Chrome’s arbitrary code execution flaw in the default PDF viewer
Researchers at Cisco Talos limb have discovered an arbitrary code execution flaw in PDFium – the default PDF reader that Google installs automatically in the Chrome browser. Discovered by Aleksandar Nikolic of Cisco, CVE-2016-1681 is a heap buffer overflow that affects PDFium. The vulnerability in the jpeg2000 image parser library (OpenJPEG) triggered an exploitable heap buffer overflow. Researcher said an attacker could have exploited this flaw for arbitrary code execution by embedding a specially crafted jpeg2000 image in a PDF document.

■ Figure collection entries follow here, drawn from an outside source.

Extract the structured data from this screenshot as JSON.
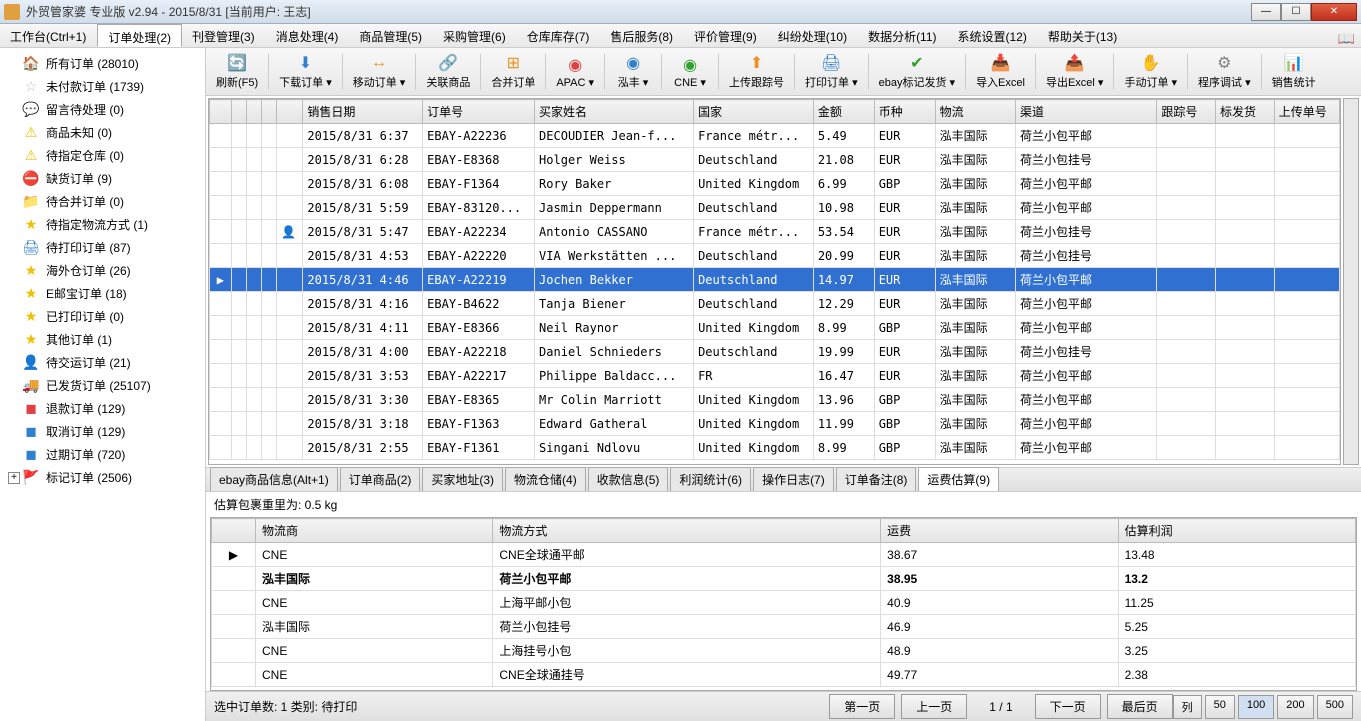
{
  "title": "外贸管家婆 专业版 v2.94 - 2015/8/31 [当前用户: 王志]",
  "menus": [
    {
      "label": "工作台(Ctrl+1)"
    },
    {
      "label": "订单处理(2)",
      "active": true
    },
    {
      "label": "刊登管理(3)"
    },
    {
      "label": "消息处理(4)"
    },
    {
      "label": "商品管理(5)"
    },
    {
      "label": "采购管理(6)"
    },
    {
      "label": "仓库库存(7)"
    },
    {
      "label": "售后服务(8)"
    },
    {
      "label": "评价管理(9)"
    },
    {
      "label": "纠纷处理(10)"
    },
    {
      "label": "数据分析(11)"
    },
    {
      "label": "系统设置(12)"
    },
    {
      "label": "帮助关于(13)"
    }
  ],
  "sidebar": [
    {
      "icon": "🏠",
      "color": "#ff8000",
      "label": "所有订单 (28010)"
    },
    {
      "icon": "☆",
      "color": "#c0c0c0",
      "label": "未付款订单 (1739)"
    },
    {
      "icon": "💬",
      "color": "#2090e0",
      "label": "留言待处理 (0)"
    },
    {
      "icon": "⚠",
      "color": "#f0c000",
      "label": "商品未知 (0)"
    },
    {
      "icon": "⚠",
      "color": "#f0c000",
      "label": "待指定仓库 (0)"
    },
    {
      "icon": "⛔",
      "color": "#e04020",
      "label": "缺货订单 (9)"
    },
    {
      "icon": "📁",
      "color": "#f09020",
      "label": "待合并订单 (0)"
    },
    {
      "icon": "★",
      "color": "#f0c000",
      "label": "待指定物流方式 (1)"
    },
    {
      "icon": "🖨",
      "color": "#3080d0",
      "label": "待打印订单 (87)"
    },
    {
      "icon": "★",
      "color": "#f0c000",
      "label": "海外仓订单 (26)"
    },
    {
      "icon": "★",
      "color": "#f0c000",
      "label": "E邮宝订单 (18)"
    },
    {
      "icon": "★",
      "color": "#f0c000",
      "label": "已打印订单 (0)"
    },
    {
      "icon": "★",
      "color": "#f0c000",
      "label": "其他订单 (1)"
    },
    {
      "icon": "👤",
      "color": "#30a030",
      "label": "待交运订单 (21)"
    },
    {
      "icon": "🚚",
      "color": "#3080d0",
      "label": "已发货订单 (25107)"
    },
    {
      "icon": "◼",
      "color": "#e04040",
      "label": "退款订单 (129)"
    },
    {
      "icon": "◼",
      "color": "#3080d0",
      "label": "取消订单 (129)"
    },
    {
      "icon": "◼",
      "color": "#3080d0",
      "label": "过期订单 (720)"
    },
    {
      "icon": "🚩",
      "color": "#e02020",
      "label": "标记订单 (2506)",
      "expand": true
    }
  ],
  "toolbar": [
    {
      "icon": "🔄",
      "label": "刷新(F5)",
      "color": "#30a030"
    },
    {
      "icon": "⬇",
      "label": "下载订单",
      "color": "#3080d0",
      "dd": true
    },
    {
      "icon": "↔",
      "label": "移动订单",
      "color": "#f09020",
      "dd": true
    },
    {
      "icon": "🔗",
      "label": "关联商品",
      "color": "#3080d0"
    },
    {
      "icon": "⊞",
      "label": "合并订单",
      "color": "#f09020"
    },
    {
      "icon": "◉",
      "label": "APAC",
      "color": "#e04040",
      "dd": true
    },
    {
      "icon": "◉",
      "label": "泓丰",
      "color": "#3080d0",
      "dd": true
    },
    {
      "icon": "◉",
      "label": "CNE",
      "color": "#30a030",
      "dd": true
    },
    {
      "icon": "⬆",
      "label": "上传跟踪号",
      "color": "#f09020"
    },
    {
      "icon": "🖨",
      "label": "打印订单",
      "color": "#3080d0",
      "dd": true
    },
    {
      "icon": "✔",
      "label": "ebay标记发货",
      "color": "#30a030",
      "dd": true
    },
    {
      "icon": "📥",
      "label": "导入Excel",
      "color": "#30a030"
    },
    {
      "icon": "📤",
      "label": "导出Excel",
      "color": "#30a030",
      "dd": true
    },
    {
      "icon": "✋",
      "label": "手动订单",
      "color": "#f09020",
      "dd": true
    },
    {
      "icon": "⚙",
      "label": "程序调试",
      "color": "#808080",
      "dd": true
    },
    {
      "icon": "📊",
      "label": "销售统计",
      "color": "#3080d0"
    }
  ],
  "grid": {
    "columns": [
      "",
      "",
      "",
      "",
      "",
      "销售日期",
      "订单号",
      "买家姓名",
      "国家",
      "金额",
      "币种",
      "物流",
      "渠道",
      "跟踪号",
      "标发货",
      "上传单号"
    ],
    "widths": [
      20,
      14,
      14,
      14,
      14,
      96,
      86,
      116,
      90,
      56,
      56,
      74,
      130,
      54,
      54,
      60
    ],
    "rows": [
      {
        "c": [
          "",
          "",
          "",
          "",
          "",
          "2015/8/31 6:37",
          "EBAY-A22236",
          "DECOUDIER Jean-f...",
          "France métr...",
          "5.49",
          "EUR",
          "泓丰国际",
          "荷兰小包平邮",
          "",
          "",
          ""
        ]
      },
      {
        "c": [
          "",
          "",
          "",
          "",
          "",
          "2015/8/31 6:28",
          "EBAY-E8368",
          "Holger Weiss",
          "Deutschland",
          "21.08",
          "EUR",
          "泓丰国际",
          "荷兰小包挂号",
          "",
          "",
          ""
        ]
      },
      {
        "c": [
          "",
          "",
          "",
          "",
          "",
          "2015/8/31 6:08",
          "EBAY-F1364",
          "Rory Baker",
          "United Kingdom",
          "6.99",
          "GBP",
          "泓丰国际",
          "荷兰小包平邮",
          "",
          "",
          ""
        ]
      },
      {
        "c": [
          "",
          "",
          "",
          "",
          "",
          "2015/8/31 5:59",
          "EBAY-83120...",
          "Jasmin Deppermann",
          "Deutschland",
          "10.98",
          "EUR",
          "泓丰国际",
          "荷兰小包平邮",
          "",
          "",
          ""
        ]
      },
      {
        "c": [
          "",
          "",
          "",
          "",
          "👤",
          "2015/8/31 5:47",
          "EBAY-A22234",
          "Antonio CASSANO",
          "France métr...",
          "53.54",
          "EUR",
          "泓丰国际",
          "荷兰小包挂号",
          "",
          "",
          ""
        ]
      },
      {
        "c": [
          "",
          "",
          "",
          "",
          "",
          "2015/8/31 4:53",
          "EBAY-A22220",
          "VIA Werkstätten ...",
          "Deutschland",
          "20.99",
          "EUR",
          "泓丰国际",
          "荷兰小包挂号",
          "",
          "",
          ""
        ]
      },
      {
        "c": [
          "▶",
          "",
          "",
          "",
          "",
          "2015/8/31 4:46",
          "EBAY-A22219",
          "Jochen Bekker",
          "Deutschland",
          "14.97",
          "EUR",
          "泓丰国际",
          "荷兰小包平邮",
          "",
          "",
          ""
        ],
        "selected": true
      },
      {
        "c": [
          "",
          "",
          "",
          "",
          "",
          "2015/8/31 4:16",
          "EBAY-B4622",
          "Tanja Biener",
          "Deutschland",
          "12.29",
          "EUR",
          "泓丰国际",
          "荷兰小包平邮",
          "",
          "",
          ""
        ]
      },
      {
        "c": [
          "",
          "",
          "",
          "",
          "",
          "2015/8/31 4:11",
          "EBAY-E8366",
          "Neil Raynor",
          "United Kingdom",
          "8.99",
          "GBP",
          "泓丰国际",
          "荷兰小包平邮",
          "",
          "",
          ""
        ]
      },
      {
        "c": [
          "",
          "",
          "",
          "",
          "",
          "2015/8/31 4:00",
          "EBAY-A22218",
          "Daniel Schnieders",
          "Deutschland",
          "19.99",
          "EUR",
          "泓丰国际",
          "荷兰小包挂号",
          "",
          "",
          ""
        ]
      },
      {
        "c": [
          "",
          "",
          "",
          "",
          "",
          "2015/8/31 3:53",
          "EBAY-A22217",
          "Philippe Baldacc...",
          "FR",
          "16.47",
          "EUR",
          "泓丰国际",
          "荷兰小包平邮",
          "",
          "",
          ""
        ]
      },
      {
        "c": [
          "",
          "",
          "",
          "",
          "",
          "2015/8/31 3:30",
          "EBAY-E8365",
          "Mr Colin Marriott",
          "United Kingdom",
          "13.96",
          "GBP",
          "泓丰国际",
          "荷兰小包平邮",
          "",
          "",
          ""
        ]
      },
      {
        "c": [
          "",
          "",
          "",
          "",
          "",
          "2015/8/31 3:18",
          "EBAY-F1363",
          "Edward Gatheral",
          "United Kingdom",
          "11.99",
          "GBP",
          "泓丰国际",
          "荷兰小包平邮",
          "",
          "",
          ""
        ]
      },
      {
        "c": [
          "",
          "",
          "",
          "",
          "",
          "2015/8/31 2:55",
          "EBAY-F1361",
          "Singani Ndlovu",
          "United Kingdom",
          "8.99",
          "GBP",
          "泓丰国际",
          "荷兰小包平邮",
          "",
          "",
          ""
        ]
      }
    ]
  },
  "bottom_tabs": [
    {
      "label": "ebay商品信息(Alt+1)"
    },
    {
      "label": "订单商品(2)"
    },
    {
      "label": "买家地址(3)"
    },
    {
      "label": "物流仓储(4)"
    },
    {
      "label": "收款信息(5)"
    },
    {
      "label": "利润统计(6)"
    },
    {
      "label": "操作日志(7)"
    },
    {
      "label": "订单备注(8)"
    },
    {
      "label": "运费估算(9)",
      "active": true
    }
  ],
  "est_label": "估算包裹重里为: 0.5 kg",
  "est": {
    "columns": [
      "",
      "物流商",
      "物流方式",
      "运费",
      "估算利润"
    ],
    "widths": [
      22,
      120,
      196,
      120,
      120
    ],
    "rows": [
      {
        "c": [
          "▶",
          "CNE",
          "CNE全球通平邮",
          "38.67",
          "13.48"
        ]
      },
      {
        "c": [
          "",
          "泓丰国际",
          "荷兰小包平邮",
          "38.95",
          "13.2"
        ],
        "bold": true
      },
      {
        "c": [
          "",
          "CNE",
          "上海平邮小包",
          "40.9",
          "11.25"
        ]
      },
      {
        "c": [
          "",
          "泓丰国际",
          "荷兰小包挂号",
          "46.9",
          "5.25"
        ]
      },
      {
        "c": [
          "",
          "CNE",
          "上海挂号小包",
          "48.9",
          "3.25"
        ]
      },
      {
        "c": [
          "",
          "CNE",
          "CNE全球通挂号",
          "49.77",
          "2.38"
        ]
      }
    ]
  },
  "footer": {
    "status": "选中订单数: 1 类别: 待打印",
    "nav": [
      "第一页",
      "上一页",
      "下一页",
      "最后页"
    ],
    "page": "1 / 1",
    "sizes": [
      "列",
      "50",
      "100",
      "200",
      "500"
    ],
    "active_size": "100"
  }
}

By just viewing a PDF document that includes an embedded image, attacker could have achieved code execution on a target system. A hacker could “place a malicious PDF file on a website and and then redirect victims to the website using either phishing emails or even malvertising,” achieving code execution capabilities.
The flaw is a small error made by Chrome’s developers, Nikolic wrote in a blog post. “An existing assert call in the OpenJPEG library prevents the heap overflow in standalone builds, but in the build included in release versions of Chrome, the assertions are omitted.” When PDFium invoked the OpenJPEG library, this omission created a buffer overflow, letting criminal hackers to start doing their own things.
Nikolic has confirmed that Google has patched the flaw, with a single line of code, “promoting a problematic `assert` to an `if` statement.” The researcher informed Google about the bug on May 19th, which the search giant promptly fixed on May 25th, rating the vulnerability as high severity. Nikolic was awarded $3,000 for the bug findings.
Users are recommended to update their Chrome browsers to the very latest version 51.0.2704.63 to benefit from this and 41 other security patches.